For the second time in as many months, federal regulators on Friday approved plans by the nation's power companies to build new nuclear reactors to generate electricity.

During a brief meeting in Washington, the Nuclear Regulatory Commission voted 4-1 to allow South Carolina Electric & Gas to build two new 1,100-megawatt reactors at its V.C. Summer Nuclear Station in Jenkinsville near Columbia.

The project is only the second to receive federal approval in a generation. Last month, the commission voted to issue a permit to Atlanta-based Southern Co. to build and operate two new reactors at its Plant Vogtle site south of Augusta, Ga., the first such approval since 1978.

The South Carolina reactors will be jointly owned and operated with South Carolina's state-owned utility Santee Cooper. The first is expected to be on line by 2016; the second in 2019.

Kevin Marsh, the president and chief executive officer of SC&G said the company owns about 55 percent of the project that will cost around $10 billion. He said when the new units come on line, the company's power mix will be about one third coal, one third nuclear and one third natural gas.

"We still have a growing need for electricity in South Carolina," he said. "We needed something that was clean and reliable and non-emitting and that really comes down to nuclear power or natural gas in South Carolina. While wind and solar are appealing, we just don't have the capabilities to produce base load power from those sources."

"These new nuclear units are a critical component of Santee Cooper's long-term plan to diversify our generation mix," said Lonnie Carter, president and CEO of the state-owned utility.

As he did last month on the Plant Vogtle vote, NRC Chairman Gregory Jaczko voted against the license.

He wants licenses to require all safety improvements presently being developed by the NRC staff based on what was learned in the nuclear accident at Fukushima, Japan, last year. The reactors in Japan and the ones licensed by the commission in the past two months are of similar design. The SCE&G license includes requirements for one of those improvements ordered after the Vogtle license was approved.

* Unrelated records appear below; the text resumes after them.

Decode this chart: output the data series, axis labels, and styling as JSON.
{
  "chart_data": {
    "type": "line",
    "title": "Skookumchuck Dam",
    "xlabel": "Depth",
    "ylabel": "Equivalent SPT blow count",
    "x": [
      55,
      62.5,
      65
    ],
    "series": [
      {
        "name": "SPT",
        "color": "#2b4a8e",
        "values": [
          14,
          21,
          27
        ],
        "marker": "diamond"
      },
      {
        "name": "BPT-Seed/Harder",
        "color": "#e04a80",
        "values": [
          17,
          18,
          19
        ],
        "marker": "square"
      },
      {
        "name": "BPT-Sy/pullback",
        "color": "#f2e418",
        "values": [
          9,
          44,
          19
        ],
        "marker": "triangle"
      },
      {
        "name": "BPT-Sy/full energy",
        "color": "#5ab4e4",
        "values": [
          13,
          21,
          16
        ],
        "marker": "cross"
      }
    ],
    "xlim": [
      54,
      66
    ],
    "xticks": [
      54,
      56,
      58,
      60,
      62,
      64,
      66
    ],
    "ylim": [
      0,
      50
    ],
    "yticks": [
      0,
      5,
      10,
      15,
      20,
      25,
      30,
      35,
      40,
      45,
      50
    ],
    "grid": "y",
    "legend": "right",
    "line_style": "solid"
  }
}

U.S. Rep. Edward J. Markey, D-Mass., a senior member of the House Energy and Commerce Committee, called the vote "another victory for the nuclear industry's effort to avoid implementation of the safety upgrades recommended by the NRC's professional staff in the aftermath of the Fukushima nuclear meltdowns."

The Friday licensing decision was hailed by the nuclear industry and criticized by a nuclear power opponent.

Tom Clements of the Alliance for Nuclear Accountability in Columbia said the reactor design makes it vulnerable in earthquakes and neither the Vogtle nor the Summer projects should continue until those safety concerns are addressed. The Friday licensing decision was hailed by the nuclear industry and criticized by a nuclear power opponent.

Marvin Fertel, the president and chief executive officer of the Nuclear Energy Institute said Friday's decision combined with the Plant Vogtle license will mean an additional 5,600 megawatts of nuclear generating capacity for the Southeast by the end of the decade.

"That's reliable, low-carbon electricity for about 10 cities the size of Columbia, S.C.," he said. Columbia has about 130,000 people.